After graduating from Yale Law School in 1966, the Vidalia, Louisiana, native worked with North Mississippi Rural Legal Services, a program affiliated with the University of Mississippi that was dedicated to providing legal help to the poor. He also taught part time at the university’s law school.

But the program’s civil rights work quickly aggravated state lawmakers and Ole Miss trustees, who pushed the school to cut ties with the program after its lawyers filed a lawsuit to desegregate two public school districts in Marshall County.

STUDENTS HURT

Strickler and one of his colleagues, Michael Trister, sued the school over its refusal to allow them to continue teaching while also working with the legal services program.

A federal appeals court ruled in the pair’s favor in 1969, finding that Ole Miss allowed other professors to do outside legal work while Strickler and Trister were barred from teaching just because they “wished to continue to represent clients who tended to be unpopular.” Strickler went on to work with the Lawyers Constitutional Defense Committee – an organization that recruited lawyers to help in civil rights cases – where he challenged discriminatory practices affecting Louisiana schools.

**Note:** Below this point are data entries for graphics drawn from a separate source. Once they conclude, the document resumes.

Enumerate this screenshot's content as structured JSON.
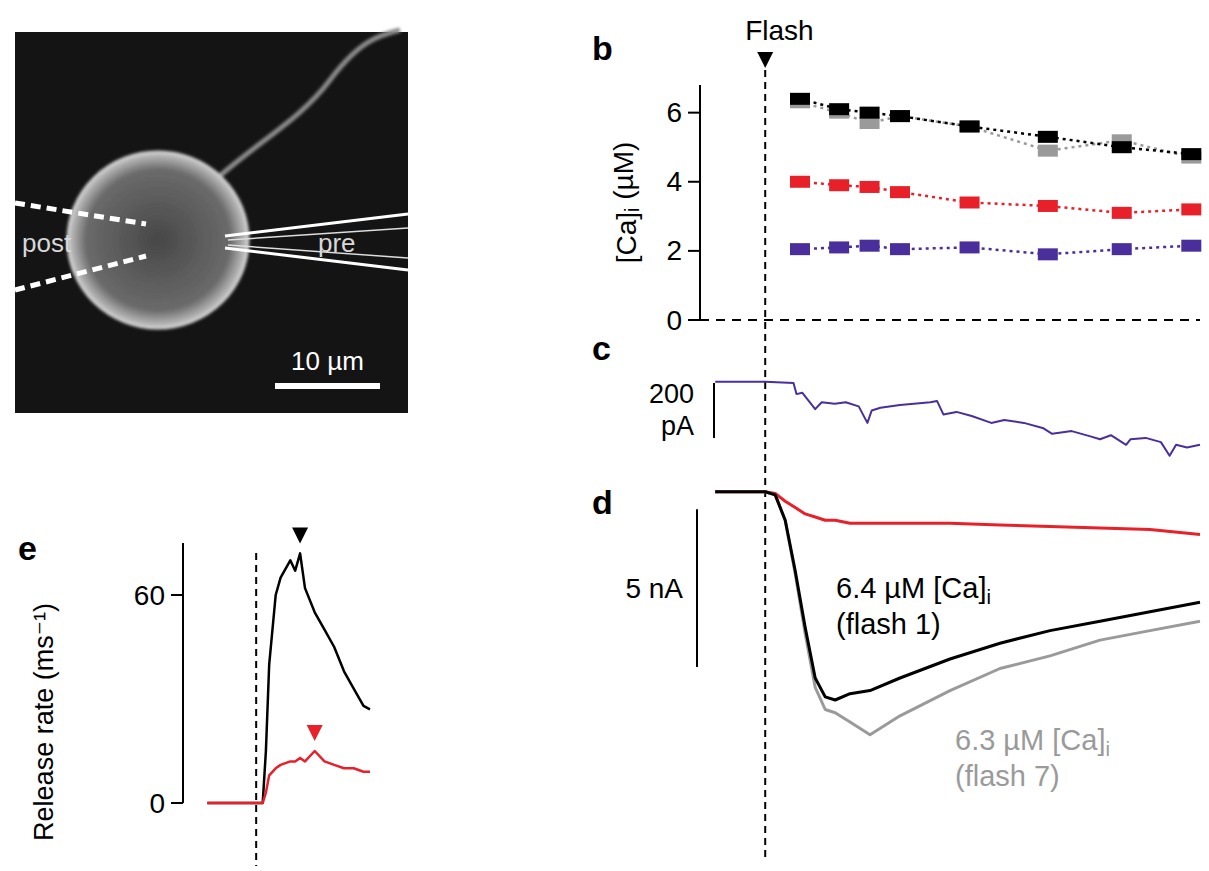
{
  "micrograph": {
    "labels": [
      "post",
      "pre"
    ],
    "scale_bar": {
      "value": 10,
      "label": "10 µm"
    }
  },
  "chart_data": [
    {
      "panel": "b",
      "type": "line",
      "marker": "square",
      "line_style": "dotted",
      "tick_labels": "y",
      "flash": {
        "label": "Flash",
        "x": 0
      },
      "y_label": "[Ca]i (µM)",
      "xlim": [
        -15,
        100
      ],
      "ylim": [
        0,
        6.8
      ],
      "yticks": [
        0,
        2,
        4,
        6
      ],
      "x": [
        8,
        17,
        24,
        31,
        47,
        65,
        82,
        98
      ],
      "series": [
        {
          "color": "#000000",
          "values": [
            6.4,
            6.1,
            6.0,
            5.9,
            5.6,
            5.3,
            5.0,
            4.8
          ]
        },
        {
          "color": "#9a9a9a",
          "values": [
            6.3,
            6.0,
            5.7,
            5.9,
            5.6,
            4.9,
            5.2,
            4.7
          ]
        },
        {
          "color": "#e8202a",
          "values": [
            4.0,
            3.9,
            3.85,
            3.7,
            3.4,
            3.3,
            3.1,
            3.2
          ]
        },
        {
          "color": "#4a2f9c",
          "values": [
            2.05,
            2.1,
            2.15,
            2.05,
            2.1,
            1.9,
            2.05,
            2.15
          ]
        }
      ]
    },
    {
      "panel": "c",
      "type": "line",
      "color": "#4a2f9c",
      "tick_labels": false,
      "xlim": [
        -15,
        100
      ],
      "ylim": [
        -300,
        50
      ],
      "scale_bar": {
        "value": 200,
        "label": "200 pA"
      },
      "x": [
        -11.5,
        0,
        6.5,
        7.2,
        8.5,
        10,
        11.5,
        13,
        16,
        18.5,
        21.5,
        23.5,
        24.5,
        26.5,
        31,
        38,
        39.5,
        41,
        44,
        47.5,
        52,
        55,
        59.5,
        64,
        66,
        70.5,
        75,
        77,
        79.5,
        83,
        84,
        87.5,
        91,
        93,
        94.5,
        97,
        100
      ],
      "values": [
        0,
        0,
        -5,
        -45,
        -40,
        -70,
        -100,
        -75,
        -80,
        -75,
        -90,
        -150,
        -105,
        -95,
        -85,
        -75,
        -70,
        -120,
        -110,
        -125,
        -150,
        -140,
        -150,
        -170,
        -190,
        -180,
        -200,
        -210,
        -195,
        -230,
        -210,
        -205,
        -220,
        -270,
        -230,
        -240,
        -230
      ]
    },
    {
      "panel": "d",
      "type": "line",
      "tick_labels": false,
      "xlim": [
        -15,
        100
      ],
      "ylim": [
        -8.5,
        0.5
      ],
      "scale_bar": {
        "value": 5,
        "label": "5 nA"
      },
      "x": [
        -11.5,
        0,
        2.3,
        4.6,
        6.9,
        9.2,
        11.5,
        13.8,
        16.1,
        19.5,
        24.1,
        31,
        42.5,
        54,
        65.5,
        77,
        88.5,
        100
      ],
      "series": [
        {
          "name": "6.4 µM [Ca]i (flash 1)",
          "color": "#000000",
          "values": [
            0,
            0,
            -0.1,
            -0.9,
            -2.5,
            -4.3,
            -5.9,
            -6.5,
            -6.6,
            -6.4,
            -6.3,
            -5.9,
            -5.3,
            -4.8,
            -4.4,
            -4.1,
            -3.8,
            -3.5
          ]
        },
        {
          "name": "6.3 µM [Ca]i (flash 7)",
          "color": "#9a9a9a",
          "values": [
            0,
            0,
            -0.1,
            -0.9,
            -2.6,
            -4.5,
            -6.2,
            -6.9,
            -7.0,
            -7.3,
            -7.7,
            -7.1,
            -6.3,
            -5.6,
            -5.2,
            -4.7,
            -4.4,
            -4.1
          ]
        },
        {
          "color": "#e8202a",
          "values": [
            0,
            0,
            -0.05,
            -0.3,
            -0.5,
            -0.7,
            -0.8,
            -0.9,
            -0.9,
            -1.0,
            -1.0,
            -1.0,
            -1.0,
            -1.05,
            -1.1,
            -1.15,
            -1.2,
            -1.35
          ]
        }
      ]
    },
    {
      "panel": "e",
      "type": "line",
      "tick_labels": "y",
      "flash": {
        "x": 0
      },
      "y_label": "Release rate (ms⁻¹)",
      "xlim": [
        -45,
        70
      ],
      "ylim": [
        0,
        75
      ],
      "yticks": [
        0,
        60
      ],
      "x": [
        -30,
        -15,
        0,
        4,
        6,
        8,
        12,
        15,
        21,
        24,
        27,
        30,
        36,
        42,
        48,
        54,
        60,
        66,
        70
      ],
      "series": [
        {
          "color": "#000000",
          "values": [
            0,
            0,
            0,
            0,
            15,
            40,
            60,
            65,
            70,
            67,
            72,
            62,
            55,
            50,
            45,
            38,
            33,
            28,
            27
          ]
        },
        {
          "color": "#e8202a",
          "values": [
            0,
            0,
            0,
            0,
            3,
            8,
            10,
            11,
            12,
            12,
            13,
            12,
            15,
            12,
            11,
            10,
            10,
            9,
            9
          ]
        }
      ]
    }
  ]
}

During a U.S. Senate committee hearing in 1970, Strickler told lawmakers how Black public school students were being hurt by policies that allowed textbooks and other resources to be transferred from integrated public schools to the private schools to which many white students were moving.

“STILL SUFFERING”

“What I’m suggesting is that there must be some way to provide aid for these students,” Strickler said, according to a transcript. “Their school system is integrated on paper, at least, and Black students are still suffering from the effects of discrimination.”

In 1975, he won a court ruling barring Louisiana from providing state funding for things such as textbooks, transportation and school supplies to racially discriminatory or segregated private schools.

Ann Woolhandler, who started working with Strickler as a young lawyer, recalled how an opposing attorney in a case Strickler won said afterward: “I’ve known attorneys who were smarter than I was but I worked harder, and I’ve known attorneys who worked harder than I did but I was smarter. But George Strickler worked harder and was smarter than I was.”

“I think anyone would have admired his legal skills and versatility,” said Woolhandler, now a University of Virginia Law School professor.

Strickler joined Tulane University Law School’s faculty in 1979 and taught civil rights and employment discrimination law before retiring in 2016.

He argued more than 100 federal cases throughout his career, including a freedom of speech case before the U.S. Supreme Court in 1982 on behalf of an assistant district attorney in New Orleans who sued over her firing. The Supreme Court ruled against Sheila Myers and overturned a lower court ruling that ordered her to be reinstated.

He is survived by his wife, Michelle Girardin of New Orleans, and two sons from a previous marriage: J. Sloane Strickler and Andrew C. Strickler. Other survivors include his daughters-in-law, Amy Karpel and Colleen Long, and three grandchildren: Haley Strickler, George Wyatt Strickler, and Ruby S. Strickler, of Washington, D.C.